Tu ne me parais pas si charmé de la Châtre que moi de Venise : tu me fais une peinture bouffonne de ses habitants. Vraiment la société est une sotte chose. L’amour du travail sauve le tout. Je bénis ma grand’mère, qui m’a forcée d’en prendre l’habitude. Cette habitude est devenue une faculté, et cette faculté un besoin. J’en suis arrivée à travailler, sans être malade, treize heures de suite, mais, en moyenne, sept ou huit heures par jour, bonne ou mauvaise soit la besogne. Le travail me rapporte beaucoup d’argent et me prend beaucoup de temps, que j’emploierais, si je n’avais rien à faire, à avoir le spleen, auquel me porte mon tempérament bilieux. Si, comme toi, je n’avais pas envie d’écrire, je voudrais du moins lire beaucoup. Je regrette même que mes affaires d’argent me forcent de faire toujours sortir quelque chose de mon cerveau sans me donner le temps d’y faire rien entrer. J’aspire à avoir une année tout entière de solitude et de liberté complète, afin de m’entasser dans la tête tous les chefs-d’œuvre étrangers que je connais peu ou point. Je m’en promets un grand plaisir et j’envie ceux qui peuvent s’en donner à discrétion.
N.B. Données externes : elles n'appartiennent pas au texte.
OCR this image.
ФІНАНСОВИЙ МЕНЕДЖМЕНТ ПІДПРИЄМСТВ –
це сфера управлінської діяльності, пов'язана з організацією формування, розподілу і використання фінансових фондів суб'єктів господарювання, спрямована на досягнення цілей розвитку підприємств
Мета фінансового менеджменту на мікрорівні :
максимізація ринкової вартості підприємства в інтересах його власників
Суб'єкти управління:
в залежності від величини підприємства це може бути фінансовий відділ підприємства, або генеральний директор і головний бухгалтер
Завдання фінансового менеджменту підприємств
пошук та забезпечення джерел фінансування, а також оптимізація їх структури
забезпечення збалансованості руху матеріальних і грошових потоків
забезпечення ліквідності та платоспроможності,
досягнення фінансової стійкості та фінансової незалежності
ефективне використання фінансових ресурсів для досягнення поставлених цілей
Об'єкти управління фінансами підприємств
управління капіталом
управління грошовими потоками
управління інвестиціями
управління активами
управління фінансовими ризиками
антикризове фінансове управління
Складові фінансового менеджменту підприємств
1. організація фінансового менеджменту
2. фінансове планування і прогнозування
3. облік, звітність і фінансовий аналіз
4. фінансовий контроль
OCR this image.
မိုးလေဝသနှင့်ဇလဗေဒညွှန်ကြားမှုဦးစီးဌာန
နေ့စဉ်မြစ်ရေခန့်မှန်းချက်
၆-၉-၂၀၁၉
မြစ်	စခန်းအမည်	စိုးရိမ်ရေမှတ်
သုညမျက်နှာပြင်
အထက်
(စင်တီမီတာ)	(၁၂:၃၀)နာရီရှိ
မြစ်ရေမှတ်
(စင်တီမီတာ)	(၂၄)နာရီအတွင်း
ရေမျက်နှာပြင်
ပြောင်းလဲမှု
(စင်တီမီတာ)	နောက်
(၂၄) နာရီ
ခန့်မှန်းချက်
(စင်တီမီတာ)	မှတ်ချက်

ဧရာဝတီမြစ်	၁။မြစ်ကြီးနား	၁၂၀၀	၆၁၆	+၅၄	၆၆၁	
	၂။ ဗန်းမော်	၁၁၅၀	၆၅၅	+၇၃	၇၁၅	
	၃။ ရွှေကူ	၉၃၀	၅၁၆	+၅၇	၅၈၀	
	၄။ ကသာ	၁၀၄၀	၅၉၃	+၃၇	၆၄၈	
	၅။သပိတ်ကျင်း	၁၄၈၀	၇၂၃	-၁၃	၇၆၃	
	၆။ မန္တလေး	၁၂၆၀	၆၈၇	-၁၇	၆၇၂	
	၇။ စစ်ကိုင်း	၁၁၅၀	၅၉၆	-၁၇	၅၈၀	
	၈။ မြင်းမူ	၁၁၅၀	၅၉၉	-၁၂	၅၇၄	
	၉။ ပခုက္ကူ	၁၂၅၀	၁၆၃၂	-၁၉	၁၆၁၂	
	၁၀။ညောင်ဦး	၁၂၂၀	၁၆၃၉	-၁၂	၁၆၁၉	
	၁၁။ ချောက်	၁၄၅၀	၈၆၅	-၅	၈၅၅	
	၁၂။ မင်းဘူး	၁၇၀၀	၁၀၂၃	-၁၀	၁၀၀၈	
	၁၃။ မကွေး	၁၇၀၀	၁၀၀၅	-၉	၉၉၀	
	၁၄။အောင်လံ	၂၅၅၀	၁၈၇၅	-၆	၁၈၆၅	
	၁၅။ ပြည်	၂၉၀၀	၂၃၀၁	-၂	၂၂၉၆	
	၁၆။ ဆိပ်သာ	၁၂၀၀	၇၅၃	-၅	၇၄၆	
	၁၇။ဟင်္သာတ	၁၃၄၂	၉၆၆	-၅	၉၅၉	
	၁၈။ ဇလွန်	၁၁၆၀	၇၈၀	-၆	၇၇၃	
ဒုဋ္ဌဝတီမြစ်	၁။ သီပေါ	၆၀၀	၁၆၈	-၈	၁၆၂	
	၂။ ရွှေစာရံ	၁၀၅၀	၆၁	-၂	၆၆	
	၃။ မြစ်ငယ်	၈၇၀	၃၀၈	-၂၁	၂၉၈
Mais, moi, quand j’ai barbouillé du papier à la tâche, je n’ai plus de facultés que pour aller prendre du café et fumer des cigarettes sur la place Saint-Marc, en écorchant l’italien avec mes amis de Venise. C’est encore très agréable, non pas mon italien, mais le tabac, les amis et la place Saint-Marc. Je voudrais t’y transporter d’un coup de baguette et jouir de ton étonnement.
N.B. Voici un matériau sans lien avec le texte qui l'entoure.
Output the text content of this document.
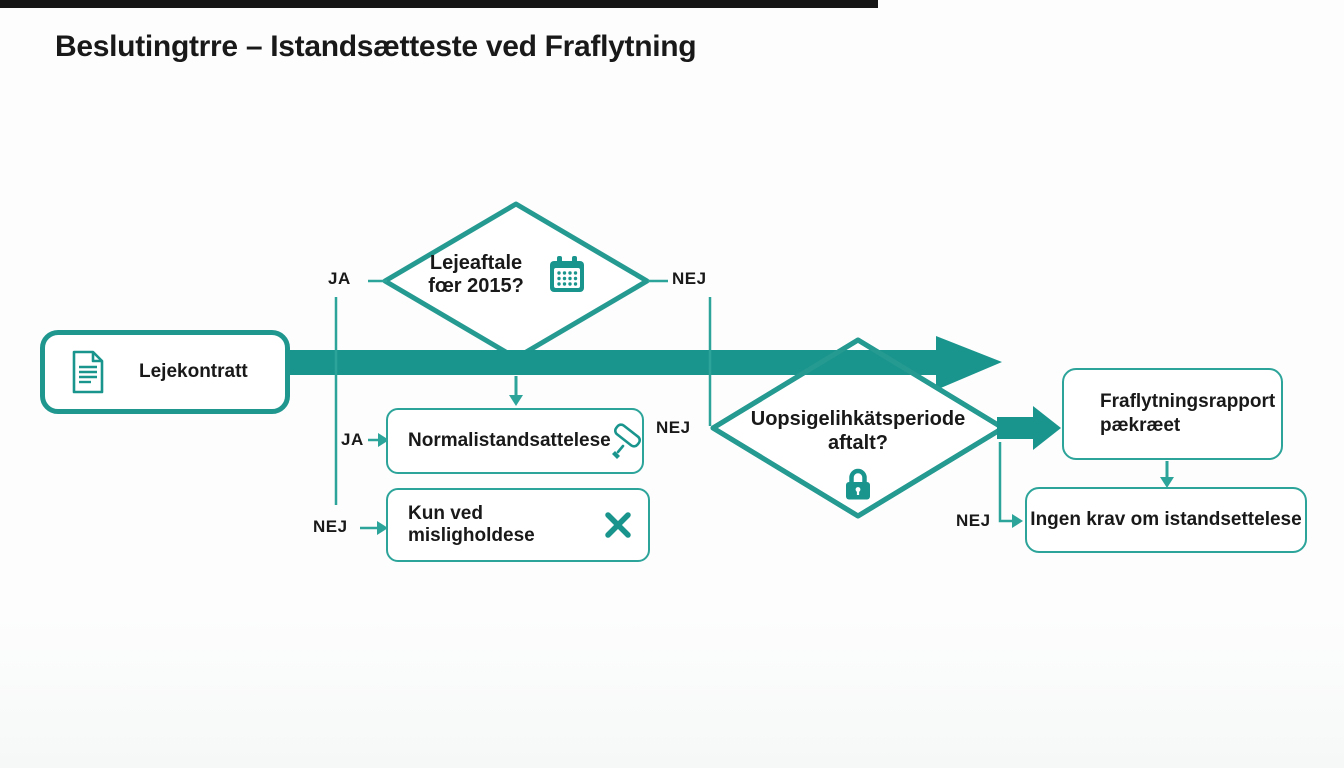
Beslutingtrre – Istandsætteste ved Fraflytning
Lejekontratt
Lejeaftale
fœr 2015?
Normalistandsattelese
Kun ved misligholdese
Uopsigelihkätsperiode
aftalt?
Fraflytningsrapport
pækræet
Ingen krav om istandsettelese
JA	NEJ
JA
NEJ
NEJ	NEJ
Nous savons si peu ce qu’est l’architecture, et notre pauvre Paris est si laid, si sale, si raté, si mesquin, sous ce rapport ! Il n’y a pourtant que lui au monde, pour le luxe et le bien-être matériel. L’industrie y triomphe de tout et supplée à tout ; mais, quand on n’est pas riche, on y subit toute sorte de privations. Ici, avec cent écus par mois, je vis mieux qu’à Paris avec trois cents. Pourquoi diable, toi et ta femme, qui êtes indépendants, qui n’avez ni place, ni famille ni amour du monde, ni relations obligatoires en France, ne venez-vous pas vous établir ici ? Vous y feriez des économies en y vivant très bien ; vous y élèveriez votre fille aussi bien que partout ailleurs. Vous y auriez mille commodités que vous ne pouvez avoir à Paris : un logement cent fois plus joli et plus vaste, une gondole avec un gondolier qui serait en même temps votre domestique ; le tout pour soixante francs par mois ; ce qui représente à Paris une voiture, une paire de chevaux, un cocher et un valet de chambre, c’est-à-dire douze à quinze mille francs par an. Le bois et le vin à très bas prix ; les habits, les marchandises de toute sorte, les denrées de tout pays à moitié prix de Paris. Je paye ici une paire de souliers en maroquin quatre francs. Hier, nous avons été au café, nous étions trois ; nous y avons pris chacun trois glaces, une tasse de café et un verre de punch, plus des gâteaux à discrétion pour compléter les jouissances de deux grandes heures de bavardage. Cela nous a coûté, en tout, quatre livres autrichiennes  ; la livre autrichienne vaut un peu moins de dix-huit sous de France.

Si vous voulez y venir, comme j’y retournerai passer l’hiver prochain, je vous y piloterai. Le voyage vous coûtera mille francs, pour vous deux ; mais vous y vivrez pour mille écus par an. C’est probablement moins que vous ne dépensez à Paris dans une année, et, par-dessus le marché, vous connaîtriez Venise, la plus belle ville de l’univers. Si je n’avais pas mon fils cloué au collège Henri IV, certainement je prendrais ma fille avec moi et je viendrais me planter ici pour plusieurs années. J’y travaillerais comme j’ai coutume de faire et je retournerais en France, quand j’en aurais assez, avec un certain magot d’argent.

Mais je ne veux pas renoncer à voir mon fils chaque année, et tout ce que je gagne sera toujours mangé en voyages ou à Paris.

Adieu, mon vieux ; parle-moi de Maurice et de ta fille. Font-ils de bonnes parties ensemble, les jours de congé ?

J’embrasse Émilie, Léontine et toi, de tout mon cœur. Il y a longtemps que je n’ai eu de nouvelles de ma mère ; donne-lui des miennes et prie-la de m’écrire.